I have to admit I was not surprised at the magnitude of the six million dollar savings. All along, we’ve known that for-profit insurance inevitably adds massive administrative overhead to our current healthcare system. Those six million dollars could be going to schools, police, fire, social services, or parks, instead of to corporate profits.

The importance of extending full healthcare to everyone, under a universal single-payer health plan, is even more significant than the cost savings.In this recession, people losing jobs are also losing medical care, for themselves and their families. We already had almost 50 million uninsured in the United States, and as recent concerns over swine flu illustrate, those without health care increase the epidemic risks for all of us.

The banner of universal single-payer healthcare, everyone in, no one left out, is widely carried. I’ve worked with the California Nurses Association, Progressive Democrats of America, Physicians for a National Health Program, and other advocates. Last summer, at the Democratic National Convention, I met with U.S. Representative John Conyers (D-MI), principal author of HR 676, the United States National Health Insurance Act.

Santa Monica’s own Congressman Henry Waxman was at one time a co-author of HR 676, but it is now uncertain whether single-payer advocates will be at the table during hearings held by the House Energy and Commerce Committee, which Waxman chairs. Conyers is outraged.

“Henry Waxman, my brilliant friend, open up your door,” Conyers demanded at a Public Citizen dinner in Washington last week. Conyers understands the politics of the situation, but it’s another thing to say we don’t want to hear the most popular bill. Conyers went on to explain, “ I’ve got 79 co-sponsors. Seventy-nine men and women saying let’s get this thing on.
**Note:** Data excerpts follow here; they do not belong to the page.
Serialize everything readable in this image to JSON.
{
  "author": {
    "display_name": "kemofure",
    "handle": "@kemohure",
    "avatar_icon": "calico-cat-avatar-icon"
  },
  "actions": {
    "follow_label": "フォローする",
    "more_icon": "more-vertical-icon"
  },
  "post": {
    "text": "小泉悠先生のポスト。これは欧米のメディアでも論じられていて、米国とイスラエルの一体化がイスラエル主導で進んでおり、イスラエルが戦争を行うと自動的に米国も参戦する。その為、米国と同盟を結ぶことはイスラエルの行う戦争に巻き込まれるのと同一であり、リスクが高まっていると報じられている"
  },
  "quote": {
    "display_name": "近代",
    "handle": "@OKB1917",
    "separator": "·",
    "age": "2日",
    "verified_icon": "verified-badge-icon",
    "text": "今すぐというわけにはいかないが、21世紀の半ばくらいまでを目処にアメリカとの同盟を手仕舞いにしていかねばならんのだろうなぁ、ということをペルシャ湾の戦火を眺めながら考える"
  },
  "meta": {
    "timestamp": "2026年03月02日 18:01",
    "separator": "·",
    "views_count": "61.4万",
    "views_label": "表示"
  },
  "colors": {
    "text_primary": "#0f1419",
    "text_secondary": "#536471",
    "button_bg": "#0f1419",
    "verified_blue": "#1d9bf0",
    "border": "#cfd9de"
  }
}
We’ve got 300 to 400 unions. We’ve had three polls. The American people have spoken.”

With Santa Monica already on the record endorsing both the state and national universal single-payer healthcare bills, and armed with the documentation of potential six million dollar savings for our city alone, I have to agree. Healthcare reform is overdue, and now is the time to restructure the system to make it truly work, not settle for inadequate half-measures.

I’ve asked Representative Waxman’s office to schedule a face-to-face meeting for me with the Congressman and local doctors from the L.A. chapter of the California Physicians Alliance. Meanwhile, universal single-payer advocates from Santa Monica organized a visible and vocal presence at a UCLA Health Care Reform Forum this week.

Local doctors, wearing iconic white coats, planned to ask: “Why is single-payer not at the table?” according to Santa Monica doctor Matt Hendrickson. “The UCLA forum has no speakers representing single payer,” he points out.

Despite widespread public support for universal single-payer healthcare, the political influence of insurance companies and the healthcare industry continues to suppress discussion at the highest policy-making levels. How are you going to have a transformational health care program, that has been vaunted and touted for so long, if you take the most popular remedy for it off the table to begin the negotiations?, asked Conyers at that Washington dinner. You won’t get it.

Like many others, I remain committed to the full course of reforming healthcare with true universal single-payer, not just promises from insurance executives to reduce costs, or the wishy-washy so-called public option that leaves intact the private insurance system with all its wasteful overhead. If you want to cure an infection, you prescribe the full course of penicillin – you don’t risk doing more harm than good with just half a dose.

Looking hopefully at the six million dollars in Santa Monica city healthcare costs that could be saved under single-payer, I know this is our moment to create a new healthcare system that not only means better care for everyone, but frees funding for other worthy local purposes. We need to make sure we’re heard in Washington: We want health care that works, and we want our money to go to community needs, not corporate profits.